C++ chose an open customization surface, and the reason is performance. A fixed protocol means all coroutine types must conform to the same interface, which introduces type erasure, adapters, and allocations at composition boundaries. C++‘s open promise_type means the compiler knows the exact policy statically. Frame layout is precise, suspension behavior is inlined, and when the coroutine’s lifetime is nested within the caller’s, the compiler can elide the heap allocation entirely, a guarantee the committee calls Heap Allocation Elision (HALO).

The performance difference matters in practice. A coroutine context switch costs roughly 30 nanoseconds on current hardware, compared to 1 to 10 microseconds for a thread context switch. A coroutine frame is typically 100 to 500 bytes. A thread stack is 1 to 8 megabytes. A million concurrent coroutines is a practical design target at a few hundred megabytes of memory; a million threads would consume terabytes of virtual address space and exceed what any operating system scheduler can manage.

The trade-off is that nothing ships by default. The standard gives you std::suspend_always, std::suspend_never, and std::coroutine_handle. The rest belongs to user code or a library.

The Ecosystem That Fills the Gap

Lewis Baker’s cppcoro was the canonical reference implementation, providing task<T>, generator<T>, synchronization primitives, and I/O abstractions built directly on the raw mechanism. The design decisions in cppcoro shaped how the standard library’s own types were later specified.

Meta’s folly coro is the production-scale version, adding cooperative cancellation via CancellationToken and deep integration with folly’s EventBase. Boost.Asio, shipping C++20 coroutine support since Boost 1.75, exposes asio::awaitable<T> as a return type that connects coroutines to 15 years of battle-tested async I/O infrastructure. Facebook’s libunifex prototypes the P2300 std::execution model targeting C++26, which will provide a standard executor and scheduler interface that all coroutine libraries can target.

C++23 and the Completed Picture

std::generator<T>, standardized in C++23, is the first coroutine type that ships with the language rather than a third-party library. It is a synchronous, range-compatible, lazy generator with full integration with std::views:

#include <generator>

std::generator<int> fibonacci() {
    for (int a = 0, b = 1; ; ) {
        co_yield a;
        auto next = a + b;
        a = b;
        b = next;
    }
}

auto first_ten = fibonacci() | std::views::take(10);

It also supports co_yield std::ranges::elements_of(range) for recursive generators, using symmetric transfer internally to avoid stack overflow. The standard’s own implementation proves the model works: a general-purpose, allocation-efficient, zero-overhead generator is expressible within the promise_type mechanism without special compiler magic beyond what the C++20 spec already provides.

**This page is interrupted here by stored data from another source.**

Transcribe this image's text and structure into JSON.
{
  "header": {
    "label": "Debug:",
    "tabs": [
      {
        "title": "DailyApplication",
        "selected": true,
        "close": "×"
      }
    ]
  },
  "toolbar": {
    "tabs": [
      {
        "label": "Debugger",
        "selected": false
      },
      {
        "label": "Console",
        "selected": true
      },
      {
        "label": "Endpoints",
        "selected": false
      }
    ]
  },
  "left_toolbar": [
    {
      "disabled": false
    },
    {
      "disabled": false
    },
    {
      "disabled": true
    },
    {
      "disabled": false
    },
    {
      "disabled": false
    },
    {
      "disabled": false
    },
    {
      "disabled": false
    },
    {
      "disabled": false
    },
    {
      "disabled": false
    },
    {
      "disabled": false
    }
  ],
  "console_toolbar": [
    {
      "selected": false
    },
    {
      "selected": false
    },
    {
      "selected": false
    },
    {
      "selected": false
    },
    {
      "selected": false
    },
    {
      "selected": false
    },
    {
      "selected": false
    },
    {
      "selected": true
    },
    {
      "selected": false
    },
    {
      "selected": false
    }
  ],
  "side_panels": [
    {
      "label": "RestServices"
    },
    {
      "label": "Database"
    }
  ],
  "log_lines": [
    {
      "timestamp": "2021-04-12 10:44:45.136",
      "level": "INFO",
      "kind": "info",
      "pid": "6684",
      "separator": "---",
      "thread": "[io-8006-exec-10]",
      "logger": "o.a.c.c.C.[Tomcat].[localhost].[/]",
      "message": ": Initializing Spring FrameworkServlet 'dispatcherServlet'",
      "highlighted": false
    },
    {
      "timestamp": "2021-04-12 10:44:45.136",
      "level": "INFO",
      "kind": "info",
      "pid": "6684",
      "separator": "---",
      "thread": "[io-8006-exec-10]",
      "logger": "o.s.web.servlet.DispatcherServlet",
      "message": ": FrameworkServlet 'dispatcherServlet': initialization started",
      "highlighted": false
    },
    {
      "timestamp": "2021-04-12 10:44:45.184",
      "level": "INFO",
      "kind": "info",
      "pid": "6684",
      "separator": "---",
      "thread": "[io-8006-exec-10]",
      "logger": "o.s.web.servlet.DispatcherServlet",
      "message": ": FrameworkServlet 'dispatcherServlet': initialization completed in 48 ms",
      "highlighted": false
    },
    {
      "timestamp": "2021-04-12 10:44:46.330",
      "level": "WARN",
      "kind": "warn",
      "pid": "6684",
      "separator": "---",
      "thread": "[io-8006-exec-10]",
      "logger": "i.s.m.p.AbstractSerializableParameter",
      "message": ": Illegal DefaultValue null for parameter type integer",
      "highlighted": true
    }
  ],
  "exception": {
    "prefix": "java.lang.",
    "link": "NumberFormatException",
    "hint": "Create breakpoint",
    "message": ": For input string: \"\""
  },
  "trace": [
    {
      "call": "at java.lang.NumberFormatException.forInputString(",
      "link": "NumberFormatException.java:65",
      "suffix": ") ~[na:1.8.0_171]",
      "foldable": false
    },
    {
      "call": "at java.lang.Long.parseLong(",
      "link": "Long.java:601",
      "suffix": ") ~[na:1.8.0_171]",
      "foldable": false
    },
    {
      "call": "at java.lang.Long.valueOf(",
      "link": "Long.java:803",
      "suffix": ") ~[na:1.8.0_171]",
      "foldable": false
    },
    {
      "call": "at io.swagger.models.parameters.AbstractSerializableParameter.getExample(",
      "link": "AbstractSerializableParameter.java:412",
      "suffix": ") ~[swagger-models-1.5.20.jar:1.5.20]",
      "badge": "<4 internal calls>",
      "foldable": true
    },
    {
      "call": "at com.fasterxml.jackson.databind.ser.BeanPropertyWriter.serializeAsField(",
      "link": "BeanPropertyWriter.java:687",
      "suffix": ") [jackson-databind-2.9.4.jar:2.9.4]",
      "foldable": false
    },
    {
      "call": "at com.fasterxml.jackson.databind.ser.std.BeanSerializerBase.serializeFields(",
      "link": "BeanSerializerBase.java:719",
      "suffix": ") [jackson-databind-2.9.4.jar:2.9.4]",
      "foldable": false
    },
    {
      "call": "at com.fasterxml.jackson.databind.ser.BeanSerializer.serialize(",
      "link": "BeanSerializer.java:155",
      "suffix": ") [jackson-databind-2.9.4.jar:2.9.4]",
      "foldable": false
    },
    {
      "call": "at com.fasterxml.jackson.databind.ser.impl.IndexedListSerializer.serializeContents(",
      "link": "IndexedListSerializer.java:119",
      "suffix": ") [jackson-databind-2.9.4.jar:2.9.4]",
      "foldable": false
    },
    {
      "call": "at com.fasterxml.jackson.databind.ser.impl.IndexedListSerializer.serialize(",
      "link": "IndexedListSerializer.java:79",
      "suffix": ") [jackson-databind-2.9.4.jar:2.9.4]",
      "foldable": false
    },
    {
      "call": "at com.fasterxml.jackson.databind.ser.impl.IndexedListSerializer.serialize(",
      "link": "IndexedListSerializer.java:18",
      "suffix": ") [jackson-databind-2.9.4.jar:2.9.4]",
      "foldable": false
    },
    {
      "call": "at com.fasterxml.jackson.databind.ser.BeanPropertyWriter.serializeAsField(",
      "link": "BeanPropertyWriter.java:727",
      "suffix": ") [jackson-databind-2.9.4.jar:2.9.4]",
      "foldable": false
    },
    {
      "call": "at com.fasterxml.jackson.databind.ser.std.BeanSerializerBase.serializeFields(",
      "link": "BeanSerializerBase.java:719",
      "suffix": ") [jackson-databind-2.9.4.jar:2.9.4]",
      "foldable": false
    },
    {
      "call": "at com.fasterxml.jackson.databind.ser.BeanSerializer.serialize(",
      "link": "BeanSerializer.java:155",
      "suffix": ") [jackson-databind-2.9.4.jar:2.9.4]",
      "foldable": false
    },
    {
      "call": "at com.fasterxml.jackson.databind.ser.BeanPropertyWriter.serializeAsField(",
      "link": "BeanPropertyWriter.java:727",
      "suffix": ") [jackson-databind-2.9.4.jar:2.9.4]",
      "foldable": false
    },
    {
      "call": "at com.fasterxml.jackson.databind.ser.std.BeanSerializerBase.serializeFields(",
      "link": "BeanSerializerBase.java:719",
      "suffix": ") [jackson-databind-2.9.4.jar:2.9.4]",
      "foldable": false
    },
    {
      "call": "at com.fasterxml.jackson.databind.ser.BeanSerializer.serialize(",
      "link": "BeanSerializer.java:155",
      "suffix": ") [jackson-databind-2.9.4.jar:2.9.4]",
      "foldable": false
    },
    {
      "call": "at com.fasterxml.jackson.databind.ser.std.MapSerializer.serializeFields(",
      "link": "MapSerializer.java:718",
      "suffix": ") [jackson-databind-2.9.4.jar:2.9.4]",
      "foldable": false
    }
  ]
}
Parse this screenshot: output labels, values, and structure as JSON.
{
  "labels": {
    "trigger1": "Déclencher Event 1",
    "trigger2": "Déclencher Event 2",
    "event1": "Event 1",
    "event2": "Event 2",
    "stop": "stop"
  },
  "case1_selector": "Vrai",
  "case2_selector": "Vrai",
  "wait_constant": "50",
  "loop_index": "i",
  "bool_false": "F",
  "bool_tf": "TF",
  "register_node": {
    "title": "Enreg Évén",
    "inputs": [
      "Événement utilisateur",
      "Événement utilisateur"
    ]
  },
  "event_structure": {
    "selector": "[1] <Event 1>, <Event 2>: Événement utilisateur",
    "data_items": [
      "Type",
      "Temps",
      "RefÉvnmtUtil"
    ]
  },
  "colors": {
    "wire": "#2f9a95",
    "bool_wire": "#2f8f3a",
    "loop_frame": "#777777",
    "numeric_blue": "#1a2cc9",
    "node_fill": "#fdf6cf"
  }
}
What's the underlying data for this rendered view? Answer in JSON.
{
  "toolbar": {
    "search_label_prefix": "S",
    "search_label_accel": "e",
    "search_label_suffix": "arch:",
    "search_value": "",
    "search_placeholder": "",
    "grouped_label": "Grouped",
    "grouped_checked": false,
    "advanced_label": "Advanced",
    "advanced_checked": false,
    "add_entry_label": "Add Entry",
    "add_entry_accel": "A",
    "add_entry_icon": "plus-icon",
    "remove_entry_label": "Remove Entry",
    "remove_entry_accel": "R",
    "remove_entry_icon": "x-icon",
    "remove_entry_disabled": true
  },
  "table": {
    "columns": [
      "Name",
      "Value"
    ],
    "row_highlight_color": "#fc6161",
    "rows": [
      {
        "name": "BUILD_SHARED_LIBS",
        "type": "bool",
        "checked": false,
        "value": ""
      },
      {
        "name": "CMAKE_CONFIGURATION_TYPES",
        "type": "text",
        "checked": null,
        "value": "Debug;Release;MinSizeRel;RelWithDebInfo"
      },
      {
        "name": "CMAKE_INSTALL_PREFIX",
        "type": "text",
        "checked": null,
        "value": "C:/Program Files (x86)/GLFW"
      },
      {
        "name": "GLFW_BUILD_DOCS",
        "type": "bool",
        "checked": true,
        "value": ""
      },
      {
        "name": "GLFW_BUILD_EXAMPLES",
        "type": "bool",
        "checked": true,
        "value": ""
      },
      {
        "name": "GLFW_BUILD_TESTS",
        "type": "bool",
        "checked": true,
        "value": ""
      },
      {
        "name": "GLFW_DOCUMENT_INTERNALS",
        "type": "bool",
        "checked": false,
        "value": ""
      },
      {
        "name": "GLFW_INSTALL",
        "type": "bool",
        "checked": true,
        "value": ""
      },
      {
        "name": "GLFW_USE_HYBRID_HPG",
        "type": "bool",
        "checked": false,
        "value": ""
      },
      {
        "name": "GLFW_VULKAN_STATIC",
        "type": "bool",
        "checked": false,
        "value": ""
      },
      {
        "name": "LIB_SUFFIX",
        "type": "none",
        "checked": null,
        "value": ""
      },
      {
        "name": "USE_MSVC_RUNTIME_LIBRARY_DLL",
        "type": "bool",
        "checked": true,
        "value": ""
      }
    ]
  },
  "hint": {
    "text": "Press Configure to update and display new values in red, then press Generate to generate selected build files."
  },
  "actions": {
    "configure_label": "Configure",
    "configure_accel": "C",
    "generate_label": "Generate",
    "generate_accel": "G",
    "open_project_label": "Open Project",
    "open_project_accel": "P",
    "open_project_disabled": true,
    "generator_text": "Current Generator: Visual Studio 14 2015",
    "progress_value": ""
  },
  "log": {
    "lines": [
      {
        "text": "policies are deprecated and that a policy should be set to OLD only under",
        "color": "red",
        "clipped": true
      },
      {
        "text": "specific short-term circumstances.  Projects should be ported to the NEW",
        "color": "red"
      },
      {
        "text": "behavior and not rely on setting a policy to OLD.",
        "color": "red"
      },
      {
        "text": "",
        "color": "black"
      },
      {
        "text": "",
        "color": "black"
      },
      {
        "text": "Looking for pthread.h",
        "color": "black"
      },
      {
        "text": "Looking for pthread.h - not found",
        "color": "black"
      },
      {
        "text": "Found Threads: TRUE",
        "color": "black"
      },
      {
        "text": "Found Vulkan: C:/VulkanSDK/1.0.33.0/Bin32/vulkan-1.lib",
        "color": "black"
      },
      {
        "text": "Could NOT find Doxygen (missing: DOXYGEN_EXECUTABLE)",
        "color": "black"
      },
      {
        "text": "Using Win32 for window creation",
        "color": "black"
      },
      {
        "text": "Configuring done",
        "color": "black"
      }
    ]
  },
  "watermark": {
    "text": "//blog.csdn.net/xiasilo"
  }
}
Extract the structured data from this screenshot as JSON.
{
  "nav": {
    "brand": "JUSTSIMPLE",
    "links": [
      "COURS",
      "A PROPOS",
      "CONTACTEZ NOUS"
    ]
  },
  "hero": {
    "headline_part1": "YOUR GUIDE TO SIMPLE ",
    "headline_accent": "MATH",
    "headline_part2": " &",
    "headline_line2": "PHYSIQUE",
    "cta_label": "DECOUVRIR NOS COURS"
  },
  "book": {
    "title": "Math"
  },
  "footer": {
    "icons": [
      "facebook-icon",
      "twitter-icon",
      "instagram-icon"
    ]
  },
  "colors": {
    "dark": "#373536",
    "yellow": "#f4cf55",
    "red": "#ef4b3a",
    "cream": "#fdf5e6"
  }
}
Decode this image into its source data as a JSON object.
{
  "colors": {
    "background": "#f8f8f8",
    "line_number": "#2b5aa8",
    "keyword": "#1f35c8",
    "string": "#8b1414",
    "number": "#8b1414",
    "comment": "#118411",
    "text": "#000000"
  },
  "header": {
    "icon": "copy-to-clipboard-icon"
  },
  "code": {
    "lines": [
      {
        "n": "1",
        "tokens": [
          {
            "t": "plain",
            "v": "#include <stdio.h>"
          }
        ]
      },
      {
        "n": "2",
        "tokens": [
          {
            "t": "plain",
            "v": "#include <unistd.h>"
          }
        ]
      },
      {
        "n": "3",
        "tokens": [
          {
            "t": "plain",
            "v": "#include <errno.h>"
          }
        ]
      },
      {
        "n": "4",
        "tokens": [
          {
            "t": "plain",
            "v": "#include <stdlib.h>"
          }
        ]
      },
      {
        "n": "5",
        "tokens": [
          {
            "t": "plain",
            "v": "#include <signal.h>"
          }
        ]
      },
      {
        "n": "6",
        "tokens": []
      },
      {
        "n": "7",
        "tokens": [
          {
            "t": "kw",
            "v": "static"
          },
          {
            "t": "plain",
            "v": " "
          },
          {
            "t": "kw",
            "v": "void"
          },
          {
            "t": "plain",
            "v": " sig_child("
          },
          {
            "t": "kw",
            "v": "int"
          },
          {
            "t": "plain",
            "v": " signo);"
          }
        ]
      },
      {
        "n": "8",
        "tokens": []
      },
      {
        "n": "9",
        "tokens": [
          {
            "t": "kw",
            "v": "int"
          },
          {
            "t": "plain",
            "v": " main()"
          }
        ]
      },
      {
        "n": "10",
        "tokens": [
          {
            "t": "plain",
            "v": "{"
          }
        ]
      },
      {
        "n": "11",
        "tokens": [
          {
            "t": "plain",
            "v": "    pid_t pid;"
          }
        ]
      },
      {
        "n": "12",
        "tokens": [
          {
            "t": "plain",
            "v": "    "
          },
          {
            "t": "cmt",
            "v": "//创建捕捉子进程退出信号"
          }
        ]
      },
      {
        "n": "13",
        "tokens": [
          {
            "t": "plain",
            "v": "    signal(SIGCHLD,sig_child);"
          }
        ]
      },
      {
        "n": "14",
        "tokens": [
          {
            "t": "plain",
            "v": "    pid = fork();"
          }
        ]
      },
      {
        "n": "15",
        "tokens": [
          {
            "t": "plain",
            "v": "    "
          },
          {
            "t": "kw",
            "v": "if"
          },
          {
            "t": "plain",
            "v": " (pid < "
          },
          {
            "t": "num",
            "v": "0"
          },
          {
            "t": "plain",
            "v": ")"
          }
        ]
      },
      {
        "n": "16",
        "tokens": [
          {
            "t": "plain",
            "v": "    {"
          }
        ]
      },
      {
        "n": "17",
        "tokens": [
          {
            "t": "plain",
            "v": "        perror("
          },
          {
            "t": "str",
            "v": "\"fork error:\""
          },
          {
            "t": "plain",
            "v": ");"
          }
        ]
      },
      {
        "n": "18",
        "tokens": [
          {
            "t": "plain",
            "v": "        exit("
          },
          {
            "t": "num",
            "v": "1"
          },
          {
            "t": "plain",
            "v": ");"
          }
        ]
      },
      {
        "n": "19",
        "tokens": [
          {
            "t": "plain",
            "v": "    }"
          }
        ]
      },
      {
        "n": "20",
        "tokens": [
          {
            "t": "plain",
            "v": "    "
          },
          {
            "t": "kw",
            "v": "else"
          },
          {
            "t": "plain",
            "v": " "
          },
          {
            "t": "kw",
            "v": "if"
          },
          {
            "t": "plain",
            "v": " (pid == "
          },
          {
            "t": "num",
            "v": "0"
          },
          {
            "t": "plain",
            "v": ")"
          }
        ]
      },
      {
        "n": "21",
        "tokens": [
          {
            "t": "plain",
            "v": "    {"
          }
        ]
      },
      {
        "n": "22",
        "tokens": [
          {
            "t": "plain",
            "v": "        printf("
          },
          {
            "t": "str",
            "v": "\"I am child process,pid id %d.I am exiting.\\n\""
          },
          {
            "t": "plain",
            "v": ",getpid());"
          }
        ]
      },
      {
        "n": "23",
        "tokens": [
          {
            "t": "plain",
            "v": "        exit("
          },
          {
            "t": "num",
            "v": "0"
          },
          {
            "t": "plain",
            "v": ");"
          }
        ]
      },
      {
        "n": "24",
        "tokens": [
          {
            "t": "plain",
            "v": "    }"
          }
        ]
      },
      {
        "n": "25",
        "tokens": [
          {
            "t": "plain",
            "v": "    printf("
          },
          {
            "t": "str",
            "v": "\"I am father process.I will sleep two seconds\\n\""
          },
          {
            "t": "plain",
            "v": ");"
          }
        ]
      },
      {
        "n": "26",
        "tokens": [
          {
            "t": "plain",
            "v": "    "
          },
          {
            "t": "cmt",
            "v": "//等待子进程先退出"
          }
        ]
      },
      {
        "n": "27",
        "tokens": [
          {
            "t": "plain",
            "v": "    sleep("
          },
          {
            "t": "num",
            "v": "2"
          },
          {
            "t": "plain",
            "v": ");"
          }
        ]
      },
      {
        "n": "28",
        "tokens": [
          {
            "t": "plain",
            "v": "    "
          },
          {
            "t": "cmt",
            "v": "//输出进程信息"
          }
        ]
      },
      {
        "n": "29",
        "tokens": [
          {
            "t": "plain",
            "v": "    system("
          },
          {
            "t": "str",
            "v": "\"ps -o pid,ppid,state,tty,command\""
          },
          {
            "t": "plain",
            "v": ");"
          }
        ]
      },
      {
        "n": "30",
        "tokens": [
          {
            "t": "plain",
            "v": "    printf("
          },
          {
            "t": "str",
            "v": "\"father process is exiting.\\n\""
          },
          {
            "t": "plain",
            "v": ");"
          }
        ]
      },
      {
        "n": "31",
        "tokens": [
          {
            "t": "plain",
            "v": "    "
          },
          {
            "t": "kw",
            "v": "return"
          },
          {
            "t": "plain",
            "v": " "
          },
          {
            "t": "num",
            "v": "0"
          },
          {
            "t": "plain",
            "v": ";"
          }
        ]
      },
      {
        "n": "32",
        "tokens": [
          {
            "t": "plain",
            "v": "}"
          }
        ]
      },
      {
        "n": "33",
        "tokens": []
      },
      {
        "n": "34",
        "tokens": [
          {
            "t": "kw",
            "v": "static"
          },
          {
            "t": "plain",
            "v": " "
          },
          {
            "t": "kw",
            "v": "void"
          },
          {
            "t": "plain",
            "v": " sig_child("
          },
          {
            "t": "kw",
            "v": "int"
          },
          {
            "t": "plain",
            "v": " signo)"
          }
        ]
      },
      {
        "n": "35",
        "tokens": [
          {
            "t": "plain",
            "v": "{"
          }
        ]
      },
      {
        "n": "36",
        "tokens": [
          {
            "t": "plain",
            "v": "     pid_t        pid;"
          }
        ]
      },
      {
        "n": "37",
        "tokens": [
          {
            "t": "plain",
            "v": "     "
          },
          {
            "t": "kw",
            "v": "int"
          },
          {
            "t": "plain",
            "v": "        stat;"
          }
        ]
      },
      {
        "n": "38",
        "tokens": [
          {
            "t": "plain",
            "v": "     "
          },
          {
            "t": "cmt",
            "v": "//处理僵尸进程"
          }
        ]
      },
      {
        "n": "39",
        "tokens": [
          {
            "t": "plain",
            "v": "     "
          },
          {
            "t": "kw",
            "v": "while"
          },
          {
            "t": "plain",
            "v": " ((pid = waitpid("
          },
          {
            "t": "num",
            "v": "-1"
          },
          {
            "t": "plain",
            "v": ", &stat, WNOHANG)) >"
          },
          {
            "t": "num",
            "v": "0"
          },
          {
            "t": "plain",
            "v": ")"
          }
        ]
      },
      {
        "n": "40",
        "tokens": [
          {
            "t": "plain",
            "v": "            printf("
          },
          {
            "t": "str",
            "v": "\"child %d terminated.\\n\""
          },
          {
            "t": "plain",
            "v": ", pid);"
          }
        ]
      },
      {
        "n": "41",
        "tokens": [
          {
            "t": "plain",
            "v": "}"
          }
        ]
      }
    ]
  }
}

The roadmap is now legible in retrospect: the coroutine mechanism in C++20, the first standard type in C++23, a standard scheduler via std::execution in C++26. The complexity that makes an empty promise_type look intimidating is the same complexity that keeps coroutine frames small, allocation costs measurable, and executor strategies substitutable at any layer. When you understand what each method controls, the promise_type stops looking like boilerplate and starts looking like a configuration interface for a state machine the compiler builds on your behalf.